校舎本棟の更に向こう――――その先にあるのは、ホリゾント市街の中央の大地から伸び、天空へと突き抜ける石柱。ホリゾントのランドマークとも言うべき大規模な地盤隆起の産物、アークソードだ。その巨大すぎるがゆえ、天頂を地上から視認する事ができない超自然現象の賜物だ。
「納魂祭、その名目は何だったかな?」
「ベツレヘムでの救世主の誕生と……それに集う死者の魂が、その……群れて群れて寄り集まって、あのアークソードを伝って天と地の往来を繰り返す……当日付近の日程にアークソードが淡く発光するのは、そのせい……だとか」
曖昧模糊な解答にも、カールはめげずに続ける。
「儀式はその、死者の往来の当日に行ってほしい。
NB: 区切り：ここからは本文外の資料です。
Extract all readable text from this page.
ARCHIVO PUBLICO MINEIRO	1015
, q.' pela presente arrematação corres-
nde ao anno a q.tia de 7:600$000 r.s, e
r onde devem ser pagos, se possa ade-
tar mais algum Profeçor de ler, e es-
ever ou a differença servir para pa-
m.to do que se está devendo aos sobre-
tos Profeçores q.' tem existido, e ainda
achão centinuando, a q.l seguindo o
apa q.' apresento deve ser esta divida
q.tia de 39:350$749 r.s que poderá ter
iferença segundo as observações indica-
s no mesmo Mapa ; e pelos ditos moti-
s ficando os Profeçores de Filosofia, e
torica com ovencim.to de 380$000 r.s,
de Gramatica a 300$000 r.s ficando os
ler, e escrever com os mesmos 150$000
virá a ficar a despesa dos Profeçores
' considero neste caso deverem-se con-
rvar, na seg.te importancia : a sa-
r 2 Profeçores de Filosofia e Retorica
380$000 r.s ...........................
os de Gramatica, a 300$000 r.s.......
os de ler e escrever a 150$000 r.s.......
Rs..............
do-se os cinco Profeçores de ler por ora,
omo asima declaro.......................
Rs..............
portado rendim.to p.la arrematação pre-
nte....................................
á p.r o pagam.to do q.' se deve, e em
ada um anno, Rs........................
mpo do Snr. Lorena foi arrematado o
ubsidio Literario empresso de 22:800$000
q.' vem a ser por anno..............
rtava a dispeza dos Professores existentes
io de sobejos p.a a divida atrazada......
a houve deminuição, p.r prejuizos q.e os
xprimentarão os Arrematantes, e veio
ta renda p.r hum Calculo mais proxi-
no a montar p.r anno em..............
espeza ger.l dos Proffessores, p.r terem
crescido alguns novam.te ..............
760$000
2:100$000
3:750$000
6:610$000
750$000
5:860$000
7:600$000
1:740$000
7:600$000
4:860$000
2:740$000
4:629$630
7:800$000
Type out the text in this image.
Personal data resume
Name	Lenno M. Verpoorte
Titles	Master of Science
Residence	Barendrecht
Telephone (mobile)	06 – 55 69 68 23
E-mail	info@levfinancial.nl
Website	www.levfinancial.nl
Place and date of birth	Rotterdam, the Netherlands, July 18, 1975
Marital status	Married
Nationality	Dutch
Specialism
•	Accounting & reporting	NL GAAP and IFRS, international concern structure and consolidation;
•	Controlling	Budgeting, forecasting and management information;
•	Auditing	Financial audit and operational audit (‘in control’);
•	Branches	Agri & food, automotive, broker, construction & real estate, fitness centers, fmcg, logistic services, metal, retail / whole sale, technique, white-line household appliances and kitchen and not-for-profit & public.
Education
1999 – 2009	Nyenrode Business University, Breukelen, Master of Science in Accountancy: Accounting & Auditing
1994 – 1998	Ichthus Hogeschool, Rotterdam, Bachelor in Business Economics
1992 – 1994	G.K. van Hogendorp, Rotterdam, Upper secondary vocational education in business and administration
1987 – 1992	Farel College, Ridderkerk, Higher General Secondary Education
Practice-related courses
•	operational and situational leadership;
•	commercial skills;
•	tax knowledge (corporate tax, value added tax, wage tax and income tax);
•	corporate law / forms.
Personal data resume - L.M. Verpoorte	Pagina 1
なに、儀式と言っても――――この子の額にキスするなり何をするなり……明確な好意をみせてやればいいだけだ。教会でもらったお菓子でもパクつきながらでもいい、とにかくその当日にしてくれさえすれば」
友達のいないアルマにとっては造作もない事である。
しかし、このままカールの意に従うのも癪だ。いっその事、断ってやろうとも思ったが、
(私を貶す為のドッキリに半年もかける奴も、早々いるものではないか。そうだとしても――――ここまで大ぼら吹いて、当日どんなボロを出すか楽しみでもあるしね……)
ふとアルマは窓へ歩み寄り、アークソードを仰ぎ見た。
どんなに天を仰いでも、その天頂は霞んで見えなかった。